Le zonage Duflot découpe le territoire français en plusieurs catégories selon la tension du marché locatif local. Ce classement conditionne à la fois l'éligibilité du bien à la réduction d'impôt, le plafond de loyer autorisé et les seuils de ressources imposés aux locataires. La logique est simple : plus le marché est tendu, plus les plafonds sont élevés et les contraintes adaptées à la réalité du terrain. Ce mécanisme garantit que l'investissement se dirige vers les territoires où la demande locative est réelle et durable.

Détail de chaque zone

La zone A bis est la plus restrictive géographiquement. Elle regroupé Paris et 76 communes limitrophes, principalement dans les Hauts-de-Seine, le Val-de-Marne et la Seine-Saint-Denis. Les plafonds de loyer en zone A bis sont les plus élevés du dispositif : en 2013, ils dépassaient 16 euros par mètre carré de surface utile. La zone A, plus large, couvre les grandes agglomérations et affiche des plafonds légèrement inférieurs, autour de 12 euros par mètre carré selon l'année de référence.

La zone B1 est la zone la plus étendue du dispositif Duflot. Elle inclut toutes les agglomérations dépassant 250 000 habitants ainsi que certaines communes à prix élevés, notamment en Bretagne ou sur la côte atlantique.
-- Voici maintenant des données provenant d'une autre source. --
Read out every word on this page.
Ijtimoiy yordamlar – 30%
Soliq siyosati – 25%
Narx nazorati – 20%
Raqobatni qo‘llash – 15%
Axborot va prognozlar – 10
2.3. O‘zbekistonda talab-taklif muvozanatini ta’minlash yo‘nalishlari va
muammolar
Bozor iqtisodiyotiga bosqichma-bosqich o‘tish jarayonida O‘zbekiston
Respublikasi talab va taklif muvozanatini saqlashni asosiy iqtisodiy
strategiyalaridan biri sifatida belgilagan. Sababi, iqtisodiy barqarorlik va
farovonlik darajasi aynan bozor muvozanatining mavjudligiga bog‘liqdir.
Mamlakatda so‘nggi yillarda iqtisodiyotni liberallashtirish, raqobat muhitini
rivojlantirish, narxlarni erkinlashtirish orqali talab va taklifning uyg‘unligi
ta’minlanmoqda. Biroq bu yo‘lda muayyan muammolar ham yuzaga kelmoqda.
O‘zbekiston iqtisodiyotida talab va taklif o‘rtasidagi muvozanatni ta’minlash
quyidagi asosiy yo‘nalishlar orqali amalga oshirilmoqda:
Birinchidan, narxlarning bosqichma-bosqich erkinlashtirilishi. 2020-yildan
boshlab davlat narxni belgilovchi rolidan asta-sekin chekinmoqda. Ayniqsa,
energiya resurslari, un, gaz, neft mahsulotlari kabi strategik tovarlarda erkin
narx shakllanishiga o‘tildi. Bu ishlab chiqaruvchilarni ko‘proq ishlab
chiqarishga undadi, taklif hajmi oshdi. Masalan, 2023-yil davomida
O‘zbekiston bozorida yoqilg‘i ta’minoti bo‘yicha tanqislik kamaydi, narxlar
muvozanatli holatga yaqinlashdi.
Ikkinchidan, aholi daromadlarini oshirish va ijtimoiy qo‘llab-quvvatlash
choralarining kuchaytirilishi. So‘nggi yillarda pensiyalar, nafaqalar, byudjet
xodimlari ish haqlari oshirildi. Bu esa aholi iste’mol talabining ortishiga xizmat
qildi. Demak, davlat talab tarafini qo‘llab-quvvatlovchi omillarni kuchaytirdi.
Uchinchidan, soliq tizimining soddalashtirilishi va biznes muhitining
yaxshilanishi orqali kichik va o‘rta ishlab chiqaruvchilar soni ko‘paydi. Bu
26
Son plafond de loyer est plus bas, mais les prix d'acquisition y sont aussi bien plus accessibles, ce qui améliore le rendement locatif brut par rapport aux zones A. La zone A bis présente les plafonds les plus hauts mais aussi les prix au mètre carré les plus contraignants : le coefficient de rendement brut y est souvent inférieur à 3 %, ce qui oriente les investisseurs vers une logique de plus-value davantage que de cash-flow.

Vérifier la zone de votre commune

La zone B2, initialement incluse dans le dispositif, en a été progressivement exclue : les communes de cette catégorie ne permettent plus de prétendre à la réduction d'impôt Duflot. Le classement d'une commune peut évoluer d'une année à l'autre par arrêté ministériel. Avant de signer un compromis de vente, vérifiez toujours la zone en vigueur à la date de signature, et non celle indiquée dans la plaquette commerciale du promoteur.

Le classement zonal ne dépend pas uniquement de la taille de la commune. Des petites villes touristiques ou universitaires peuvent être classées B1 en raison de la tension locative saisonnière ou étudiante. Consultez systématiquement la liste officielle plutôt que de vous fier à la taille de la commune. Une commune de 80 000 habitants peut être en zone B1 si son marché locatif est structurellement tendu, tandis qu'une ville de 200 000 habitants peut rester en zone B2 si la demande locative y est faible.